Reichinneks’ Dienstwagen: Not a Scandal, Just Berlin’s Political Disaster on Wheels
A chauffeured SUV becomes the mobile megaphone for a coalition that’s left steering to spin and parking tickets.
Imported Scandal & Local Hypocrisy Correspondent

WEDDING—After the debate over why Heidi Reichinneks’ official service car is “not a scandal” but still a political disaster, the neighborhood staged its own moving exhibition this week: a black, chauffeur-driven SUV idling near Leopoldplatz, radiating the kind of calm authority that only comes from not having to look for parking.
It began in the morning when the vehicle rolled slowly down Müllerstraße, not quite brave enough for the bus lane, not quite ashamed enough for the bike lane. Witnesses said the driver maintained a serene, almost Kantian confidence—acting as if duty itself had four-wheel drive.
“Look, I don’t care if someone gets driven,” said Ayşe Demir, who runs a small bakery a few blocks away and watched the SUV coast past the morning market like it owned the concept of bread. “But when they show up in something that glossy to explain why nothing works, it’s like being offered a napkin after someone spit in your soup.”
By midday, the car had become a mobile press conference for every party’s favorite Berlin hobby: explaining failure with immaculate posture.

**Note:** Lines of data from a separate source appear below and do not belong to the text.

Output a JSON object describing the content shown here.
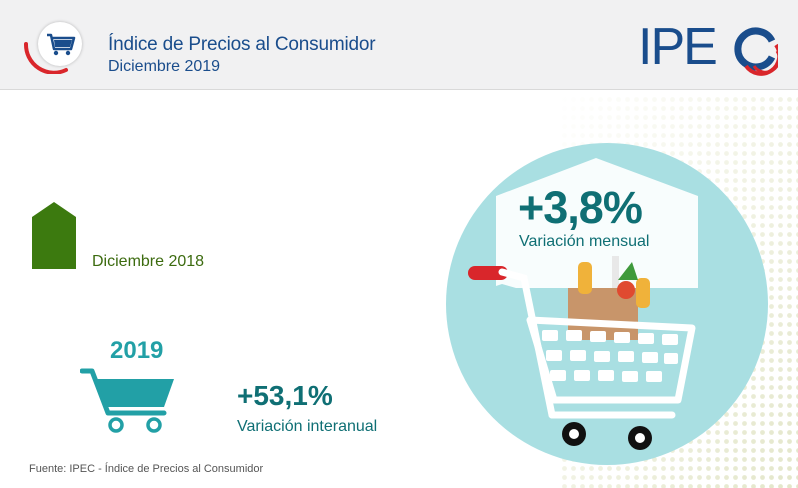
{
  "header": {
    "title": "Índice de Precios al Consumidor",
    "subtitle": "Diciembre 2019",
    "logo_text": "IPEC"
  },
  "monthly": {
    "value": "+3,8%",
    "label": "Variación mensual"
  },
  "reference": {
    "label": "Diciembre 2018"
  },
  "annual": {
    "year": "2019",
    "value": "+53,1%",
    "label": "Variación interanual"
  },
  "footer": {
    "source": "Fuente: IPEC - Índice de Precios al Consumidor"
  },
  "colors": {
    "header_bg": "#f1f1f2",
    "brand_blue": "#1a4d8c",
    "brand_red": "#d9262b",
    "teal_dark": "#0f6f74",
    "teal_light": "#22a0a6",
    "circle": "#a9dfe2",
    "green": "#3c7a0f"
  },
  "icons": [
    "shopping-cart-icon",
    "grocery-cart-icon",
    "house-arrow-icon"
  ]
}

A cluster of newcomers filmed it for social media, narrating in English about “accountability,” while standing directly in front of a tram stop, blocking an actual public service like it was a performance piece.
—sorry, the part everyone treated as normal—was the SUV’s navigation screen reportedly switching itself into “Moral Detour” mode, rerouting around visible problems: construction, crowding, and any street where human beings looked like they’d vote based on material conditions.
“It’s not the leather seats,” said district assembly member Jan Krüger, defending the vehicle with the practiced rhythm of a man who can keep a straight face while taking the long way around responsibility. “It’s the narrative. People are tired of symbolism.” Krüger added that the car’s presence was “operational necessity,” a phrase that, like a bad date, keeps insisting it’s here for a serious purpose.
A police spokesperson confirmed officers were called after the SUV briefly stopped in a loading zone and “mounted pressure on local traffic flow,” adding that no citation was issued “due to ongoing clarification of jurisdiction.” Translation: the city achieved full bureaucratic penetration and still didn’t finish.
In the evening, residents watched the SUV glide away toward the administrative center, its tires kissing potholes with the tenderness of a coalition agreement—firm grip, zero intimacy. A district office representative promised “a review of service-vehicle protocols” sometime soon, which in Berlin time means the car will outlive three mayors and at least one moral panic.
For now, the SUV remains what it always was: not proof of corruption, but proof of a politics that can keep itself polished while everything else grinds.